When Douglas Cook went to get his first cell phone he knew two things: He wanted a silver flip phone, and he wanted a 480 area code. “Hell yeah, I got a 480. Why would I get a 602 when I could get a 480?” the Scottsdale teenager said. “It’s the best (area code).”

When Douglas Cook went to get his first cell phone he knew two things: He wanted a silver flip phone, and he wanted a 480 area code.

“Hell yeah, I got a 480. Why would I get a 602 when I could get a 480?” the Scottsdale teenager said. “It’s the best (area code).”

The three-digit prefix before a phone number is simply a number to some. But to others, like Cook, it’s a sign of prestige.

Eight years ago the Valley was numerically divided when the 602 area code, which once covered the entire Phoenix metro area, was split into three. Phoenix kept the 602; the West Valley was assigned 623; and the East Valley became 480. Since the split, 480 has risen as the “more desirable” area code among some East Valley residents.

“Absolutely, 480 is considered more prestigious,” says Bob Hartrick, owner of Off the Hook Wireless in Scottsdale. “Most business will go with the 480 because of the stigma (of the other codes). It’s not something that’s over the top, but if they have a choice, they’ll usually go with a 480.”

The preference applies even if the customer’s home or office is in Phoenix or the West Valley, he says.

Your area code shows which area of town you identify with, says 25-year-old Danielle Wilson.

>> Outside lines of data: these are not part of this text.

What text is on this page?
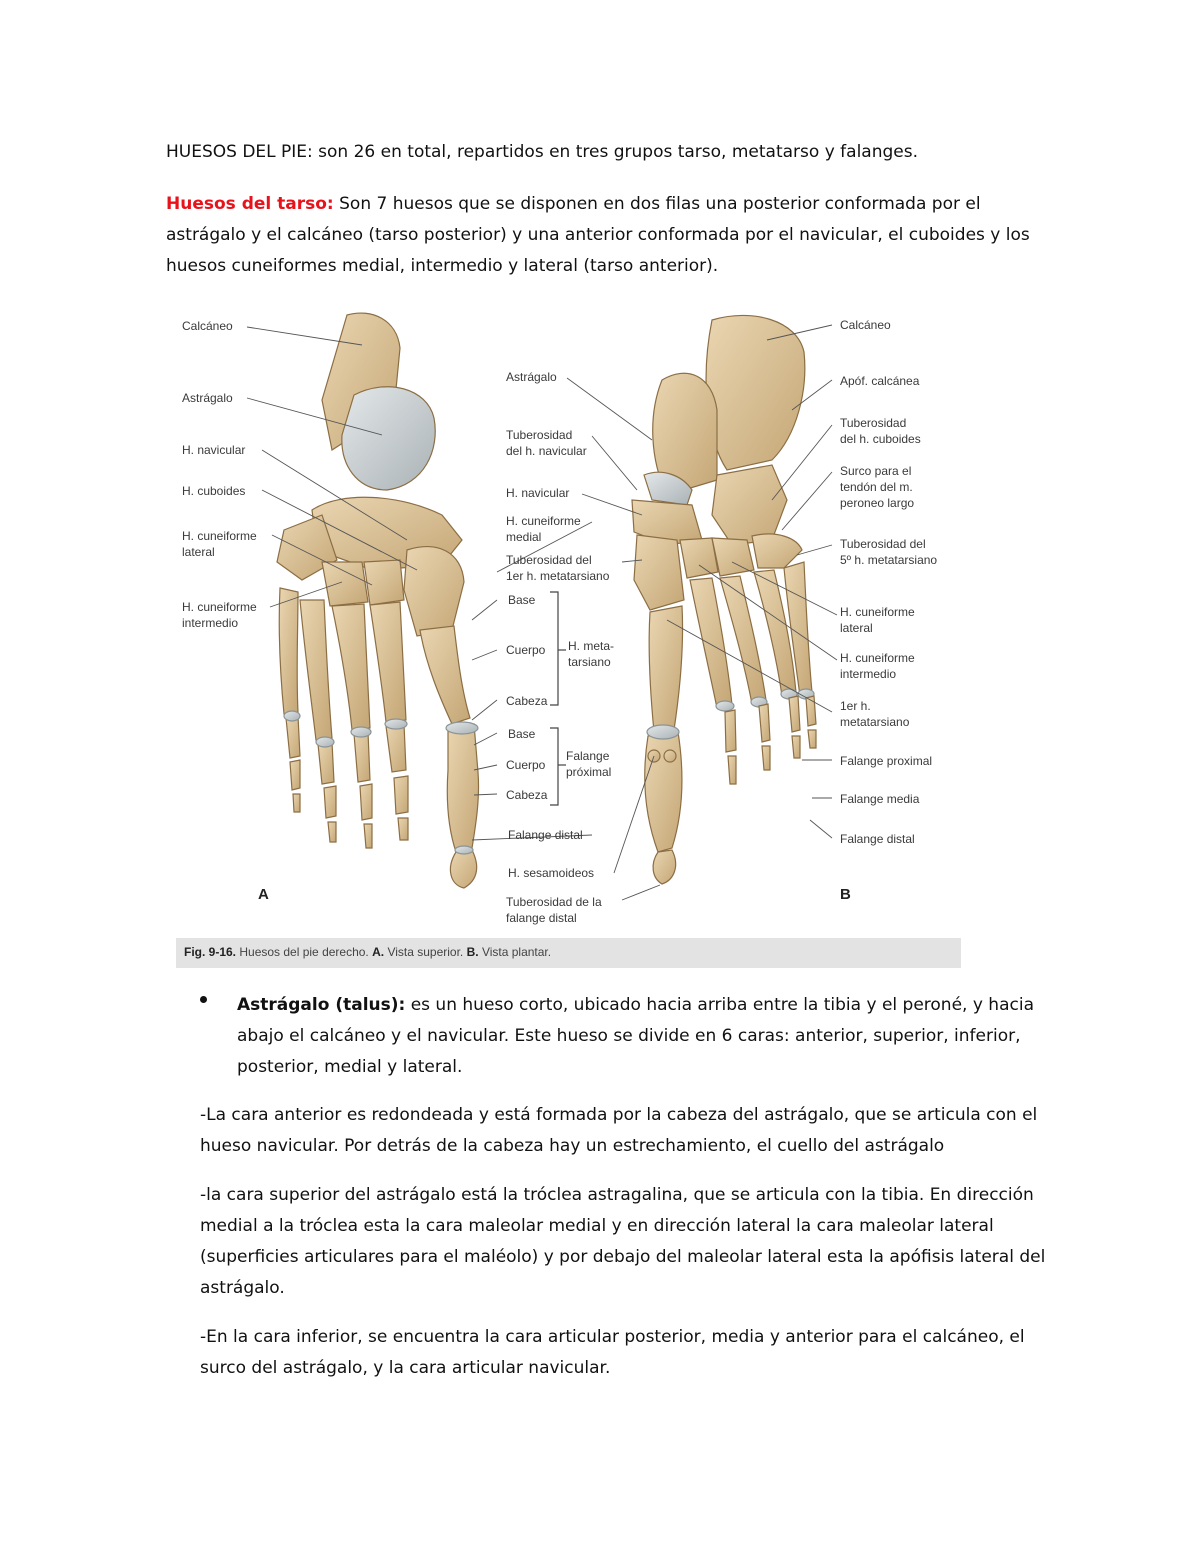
HUESOS DEL PIE: son 26 en total, repartidos en tres grupos tarso, metatarso y falanges.

Huesos del tarso: Son 7 huesos que se disponen en dos filas una posterior conformada por el astrágalo y el calcáneo (tarso posterior) y una anterior conformada por el navicular, el cuboides y los huesos cuneiformes medial, intermedio y lateral (tarso anterior).

Calcáneo
Astrágalo
H. navicular
H. cuboides
H. cuneiforme
lateral
H. cuneiforme
intermedio
A
Astrágalo
Tuberosidad
del h. navicular
H. navicular
H. cuneiforme
medial
Tuberosidad del
1er h. metatarsiano
Base
Cuerpo
Cabeza
H. meta-
tarsiano
Base
Cuerpo
Cabeza
Falange
próximal
Falange distal
H. sesamoideos
Tuberosidad de la
falange distal
Calcáneo
Apóf. calcánea
Tuberosidad
del h. cuboides
Surco para el
tendón del m.
peroneo largo
Tuberosidad del
5º h. metatarsiano
H. cuneiforme
lateral
H. cuneiforme
intermedio
1er h.
metatarsiano
Falange proximal
Falange media
Falange distal
B
Fig. 9-16. Huesos del pie derecho. A. Vista superior. B. Vista plantar.
Astrágalo (talus): es un hueso corto, ubicado hacia arriba entre la tibia y el peroné, y hacia abajo el calcáneo y el navicular. Este hueso se divide en 6 caras: anterior, superior, inferior, posterior, medial y lateral.

-La cara anterior es redondeada y está formada por la cabeza del astrágalo, que se articula con el hueso navicular. Por detrás de la cabeza hay un estrechamiento, el cuello del astrágalo

-la cara superior del astrágalo está la tróclea astragalina, que se articula con la tibia. En dirección medial a la tróclea esta la cara maleolar medial y en dirección lateral la cara maleolar lateral (superficies articulares para el maléolo) y por debajo del maleolar lateral esta la apófisis lateral del astrágalo.

-En la cara inferior, se encuentra la cara articular posterior, media y anterior para el calcáneo, el surco del astrágalo, y la cara articular navicular.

“I’m a Scottsdale girl,” Wilson says. “I wouldn’t want to live anywhere else and I wouldn’t want anyone to think I live anywhere else.”

AREA CODE CULTURE

In other parts of the country, area code preference is even more pronounced.

It’s considered desirable to have a 212 area code in New York because it means you live in the affluent and fashionable area of Manhattan. Fashion designer Carolina Herrera even named a perfume line 212, “for the sophisticated and urban.”

And in the four-area-code Los Angeles region, 310, which covers West Los Angeles and the wealthy beach communities of Santa Monica, Malibu and Venice, is considered a sign of wealth and status.

Its “prominence” has even become a pop culture reference. In the film “Swingers,” which is set in Los Angeles, one character is congratulated for scoring the digits of a girl with a 310 area code.

The Valley’s area code preference has not yet grown to the proportions of Los Angeles or Manhattan, but it could amplify if the area codes were broken down to smaller, more defined parts of the Valley.

And another area code split could come sooner than planned if residential growth continues at its rapid pace, says Heather Murphy, spokeswoman for the Arizona Corporation Commission. (See “Area codes by the numbers.”)

A MATTER OF TASTE

Functionally and financially, it makes no difference which area code you’re assigned. It’s not considered a long-distance call when you dial from 602 to 480 or 623. And with speed-dial and mobile phones’ capability to store phone books, most people don’t “hand dial” numbers anyway, says George Brenner, sales associate at The Mobile Solution at Chandler Fashion Center.

And for many Valley residents, area codes don’t seem to be an issue.

“I have no preference,” says Chandler resident Deanna Zeiter. “I have a 602, my daughter has a 480. It’s just a phone number. I’m OK with either one.”

But a 480 area code makes a difference to those concerned with image — especially in Scottsdale.

Seventy percent of the people interviewed at Scottsdale Fashion Square said it was “important” for them to have a 480 area code. In contrast, only about four out of 10 people at Chandler Fashion Center said it was a big deal to have 480.

Still, for some Scottsdale residents like 22-year-old Tracy Hooper, your area code is one of the first impressions you give when you meet someone new.

“I did care what area code I got,” Hooper says. “I asked specifically for a 480.”

In fact, she says she thinks twice when she gets a phone number from a new guy and it starts with 623.

“It means he lives like 45 minutes away,” she says. “And in Peoria or Goodyear or something.”